La Fin des Nuages est un livre fascinant qui combine au fragment autobiographique, point de départ du manifeste politique de
Mathieu Simonet (le dernier souffle de son compagnon peut-il avoir eu une quelconque incidence sur la pluviométrie, et dans quel délai, dans quel périmètre?), des recherches fouillées sur la nature et la reconnaissance des nuages.
L'attention particulière portée sur le cas particulier de leur ensemencement peut d'ailleurs créer une confusion sur le propos du livre: le sujet porte-t-il sur les nuages ou s'agit-il d'évaluer les effets nets, négatifs ou positifs, de l'ensemencement ? Ce bémol n'est qu'un détail au regard de l'intérêt du livre de
Mathieu Simonet
En effet, l'auteur croise une multitude d'aspects, du local au global: institutionnel (l'UNESCO qui cherche à couper l'herbe sous le pied de l'Union internationale pour la sauvegarde de la nature), géopolitique (les tensions entre le Canada et les Etats-Unis, puis quelques décennies plus tard, entre l'Iran et Israël; la Convention des Nations Unies de 1976, cf. ci-dessous), militaire (l'opération Popeye menée par les Etats-Unis au Vietnam; la préoccupation du Koweït, voir plus loin), économique (la maîtrise des nuages et des pluies peut avoir des répercussions sur la productivité agricole par exemple; le fait que General Electric, le mastodonte américain, s'implique en dit long sur les perspectives économiques), juridique (la convention de l'UNESCO sur le patrimoine culturel et environnemental est-elle pertinente pour protéger les nuages?), scientifique (les recherches sur les nuages mêmes, et ensuite sur les conditions de leur ensemencement et les conséquences potentielles sur l'environnement, les organismes, la santé publique), artistique (les performances de Monsieur Moo), etc.

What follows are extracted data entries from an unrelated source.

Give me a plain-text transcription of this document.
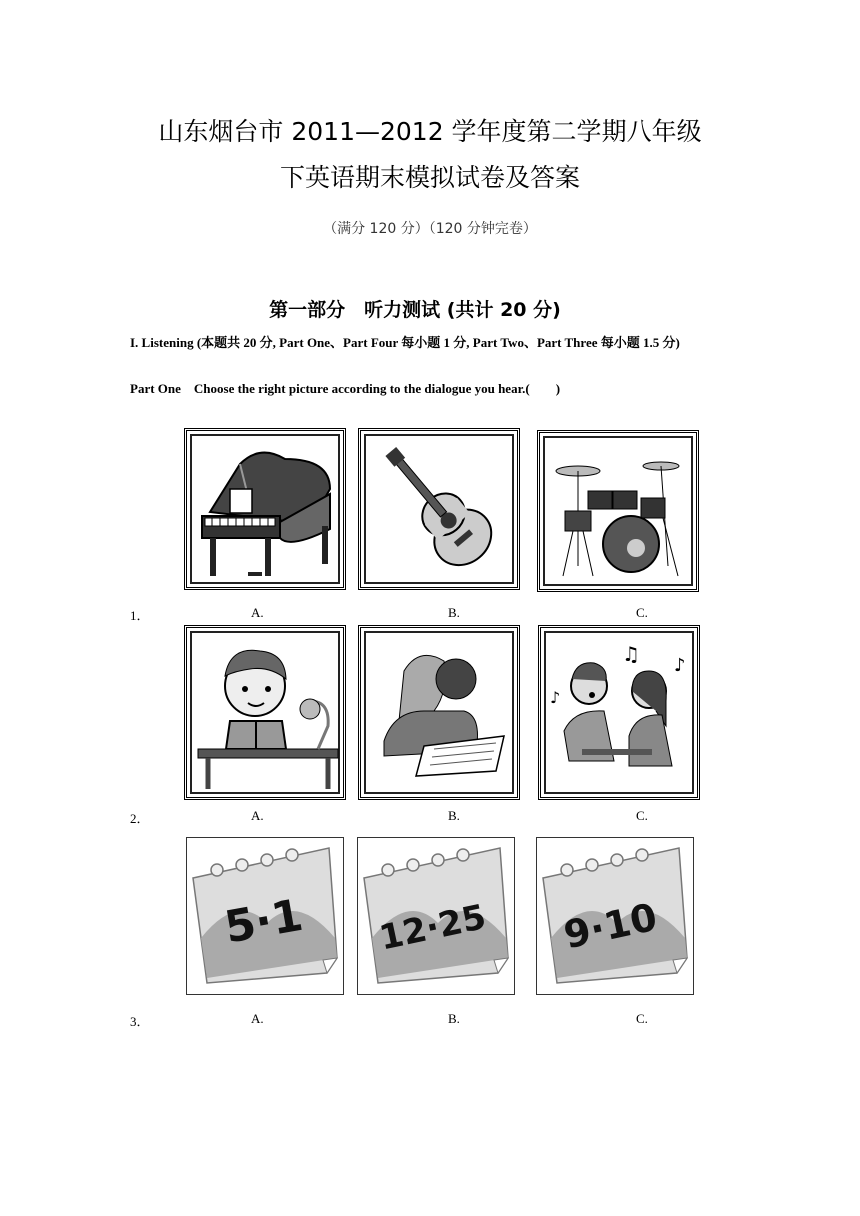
山东烟台市 2011—2012 学年度第二学期八年级
下英语期末模拟试卷及答案
（满分 120 分）（120 分钟完卷）
第一部分　听力测试 (共计 20 分)
I. Listening (本题共 20 分, Part One、Part Four 每小题 1 分, Part Two、Part Three 每小题 1.5 分)
Part One　Choose the right picture according to the dialogue you hear.(　　)
1．	A.	B.	C.
♫ ♪
♪
2．	A.	B.	C.
5·1 12·25 9·10
3．	A.	B.	C.
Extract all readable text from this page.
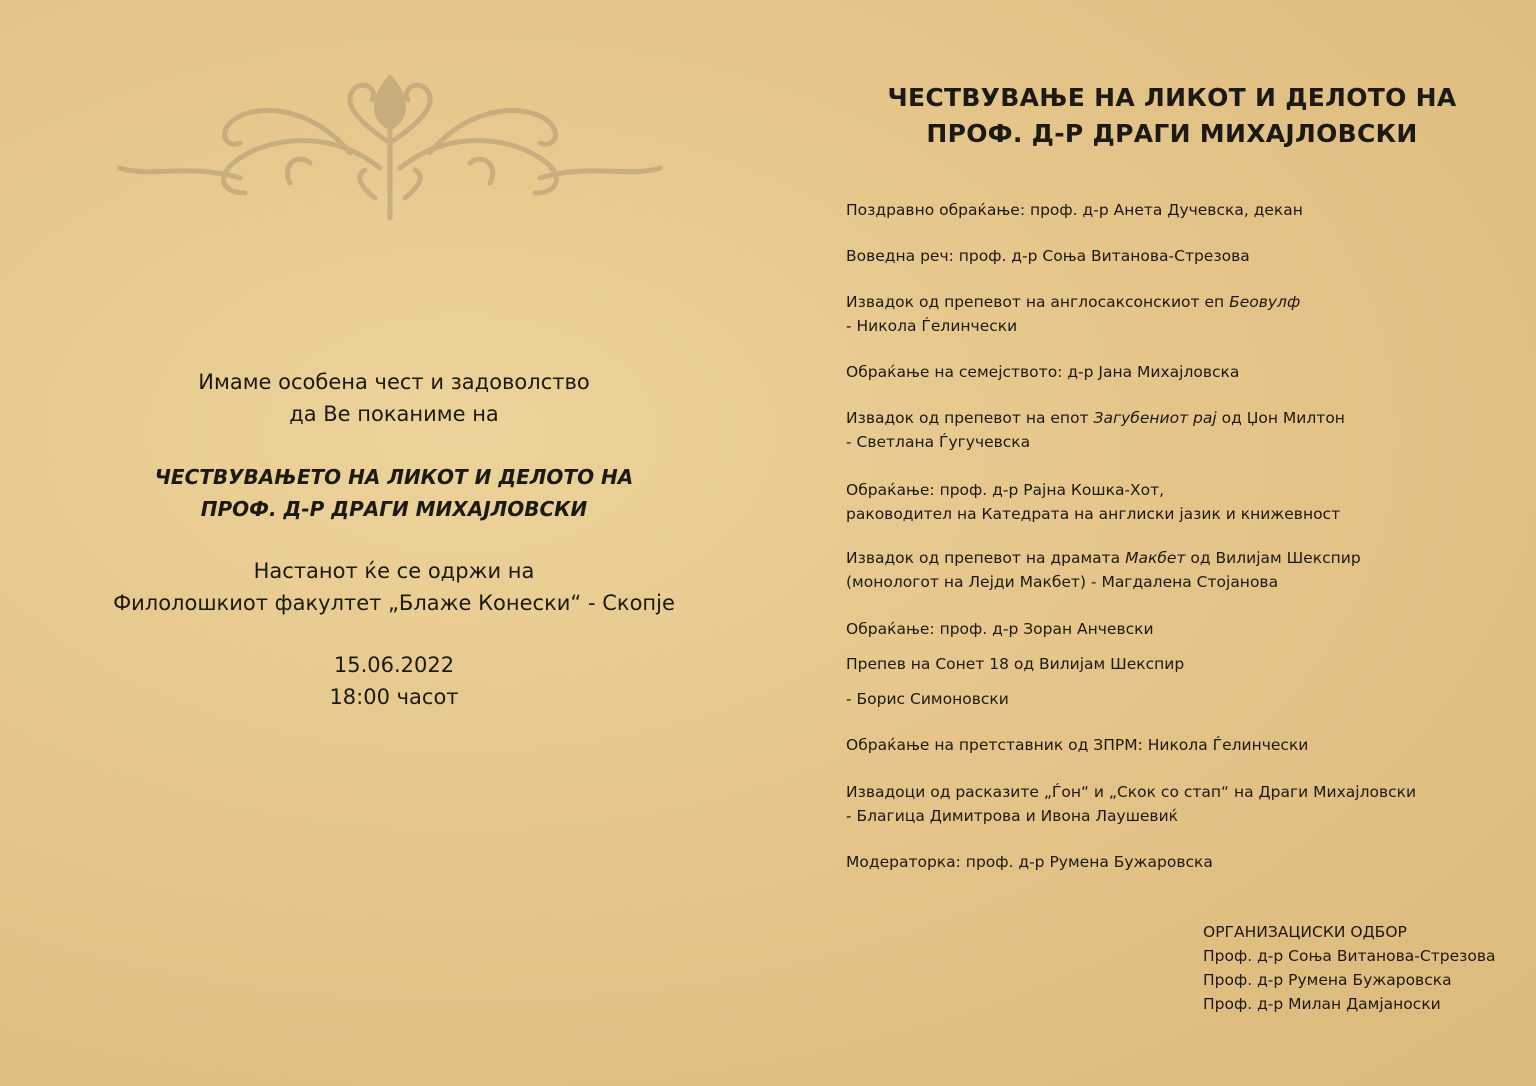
Имаме особена чест и задоволство

да Ве поканиме на

ЧЕСТВУВАЊЕТО НА ЛИКОТ И ДЕЛОТО НА

ПРОФ. Д-Р ДРАГИ МИХАЈЛОВСКИ

Настанот ќе се одржи на

Филолошкиот факултет „Блаже Конески“ - Скопје

15.06.2022

18:00 часот

ЧЕСТВУВАЊЕ НА ЛИКОТ И ДЕЛОТО НА
ПРОФ. Д-Р ДРАГИ МИХАЈЛОВСКИ
Поздравно обраќање: проф. д-р Анета Дучевска, декан
Воведна реч: проф. д-р Соња Витанова-Стрезова
Извадок од препевот на англосаксонскиот еп Беовулф
- Никола Ѓелинчески
Обраќање на семејството: д-р Јана Михајловска
Извадок од препевот на епот Загубениот рај од Џон Милтон
- Светлана Ѓугучевска
Обраќање: проф. д-р Рајна Кошка-Хот,
раководител на Катедрата на англиски јазик и книжевност
Извадок од препевот на драмата Макбет од Вилијам Шекспир
(монологот на Лејди Макбет) - Магдалена Стојанова
Обраќање: проф. д-р Зоран Анчевски
Препев на Сонет 18 од Вилијам Шекспир
- Борис Симоновски
Обраќање на претставник од ЗПРМ: Никола Ѓелинчески
Извадоци од расказите „Ѓон“ и „Скок со стап“ на Драги Михајловски
- Благица Димитрова и Ивона Лаушевиќ
Модераторка: проф. д-р Румена Бужаровска
ОРГАНИЗАЦИСКИ ОДБОР
Проф. д-р Соња Витанова-Стрезова
Проф. д-р Румена Бужаровска
Проф. д-р Милан Дамјаноски
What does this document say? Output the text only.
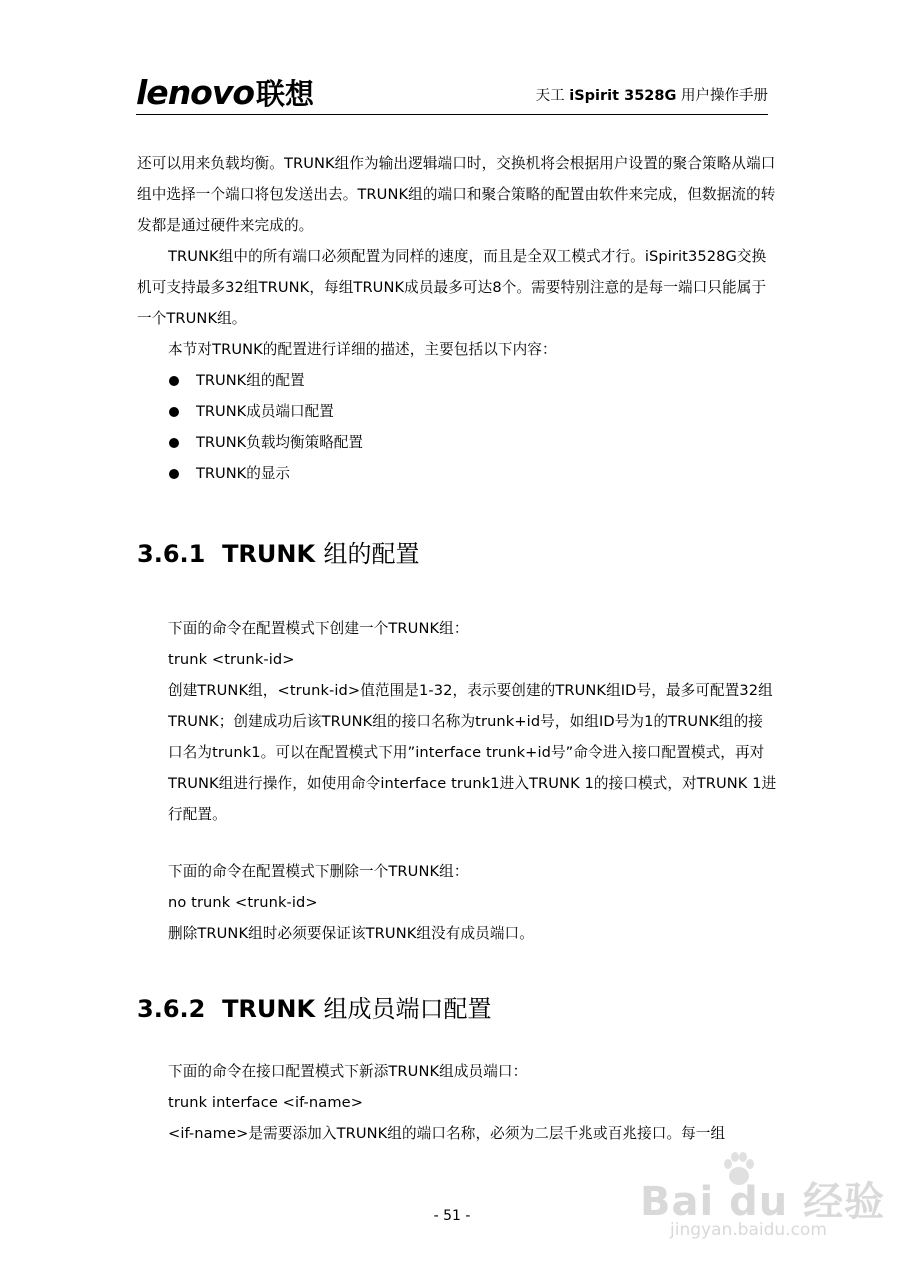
lenovo联想	天工 iSpirit 3528G 用户操作手册

还可以用来负载均衡。TRUNK组作为输出逻辑端口时，交换机将会根据用户设置的聚合策略从端口组中选择一个端口将包发送出去。TRUNK组的端口和聚合策略的配置由软件来完成，但数据流的转发都是通过硬件来完成的。

TRUNK组中的所有端口必须配置为同样的速度，而且是全双工模式才行。iSpirit3528G交换机可支持最多32组TRUNK，每组TRUNK成员最多可达8个。需要特别注意的是每一端口只能属于一个TRUNK组。

本节对TRUNK的配置进行详细的描述，主要包括以下内容：

TRUNK组的配置
TRUNK成员端口配置
TRUNK负载均衡策略配置
TRUNK的显示
3.6.1 TRUNK 组的配置

下面的命令在配置模式下创建一个TRUNK组：

trunk <trunk-id>

创建TRUNK组，<trunk-id>值范围是1-32，表示要创建的TRUNK组ID号，最多可配置32组TRUNK；创建成功后该TRUNK组的接口名称为trunk+id号，如组ID号为1的TRUNK组的接口名为trunk1。可以在配置模式下用”interface trunk+id号”命令进入接口配置模式，再对TRUNK组进行操作，如使用命令interface trunk1进入TRUNK 1的接口模式，对TRUNK 1进行配置。

下面的命令在配置模式下删除一个TRUNK组：

no trunk <trunk-id>

删除TRUNK组时必须要保证该TRUNK组没有成员端口。

3.6.2 TRUNK 组成员端口配置

下面的命令在接口配置模式下新添TRUNK组成员端口：

trunk interface <if-name>

<if-name>是需要添加入TRUNK组的端口名称，必须为二层千兆或百兆接口。每一组

- 51 -	Bai du 经验
jingyan.baidu.com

Effarant, n'est-ce pas? Mais, ce n'est pas fini: on découvre que le sujet-ovni débusqué par
Mathieu Simonet (nous voyons tous et tous les jours des nuages mais la grande majorité d'entre nous ne s'était pas posé les questions soulevées par l'auteur) a fait l'objet depuis des décennies de discussions sérieuses. Cela fut notamment le cas dans le cadre de la Convention sur l'interdiction d'utiliser des techniques de modification de l'environnement à des fins militaires ou toutes autres fins hostiles (Convention ENMOD). Celle-ci est un instrument de droit international du désarmement s'attachant spécifiquement à la protection de l'environnement en situation d'hostilités et qui fut adopté par l'Assemblée Générale des Nations Unies en 1976 et entré en vigueur en 1978. le Koweït proposa par exemple “d'étendre l'interdiction à toute technique de modification de la météo pouvant causer un préjudice, que l'intention soit guerrière ou pacifique”. (p.146, Julliard)
A travers son manifeste - parce que c'est bien de ça qu'il s'agit -,
Mathieu Simonet milite pour un droit international des nuages en mobilisant d'abord les jeunes.
Le lecteur / la lectrice peut rester sur sa faim car plusieurs liens auraient pu être faits, mais cela sera peut-être le cas à l'occasion d'une réédition de
la Fin des Nuages. Tout d'abord, il eut été intéressant que
Mathieu Simonet, invité à un colloque dans son ancienne université où il était question du droit des fleuves, des vagues, des nuages et des arbres, se penche justement sur l'article pionnier de Christopher Stone : "les arbres doivent-ils pouvoir plaider?" (1972). Y a-t-il des leçons à tirer ou une alliance nuages-arbres à tisser ?
Il manque également un chapitre sur la protection des nuages à travers l'Accord de Paris. Ces dernières années, plusieurs études ont mis en évidence que les nuages ont des effets différents sur l'effet de serre selon leur hauteur dans le ciel et que la hausse globale des températures pourrait être telle que les nuages aient un effet rétroactif amplificateur sur le réchauffement climatique. Dès lors, le respect de l'Accord de Partis qui limite la hausse des températures de +1,5°C (maximum +2%) nécessiterait d'aborder politiquement la question de la protection des nuages.
Nonobstant ces petites réserves,
La Fin des Nuages est un ouvrage passionnant qui fait réfléchir à un sujet a priori anodin mais plein de conséquences, et qui se lit rapidement. Lisez-le, offrez-le.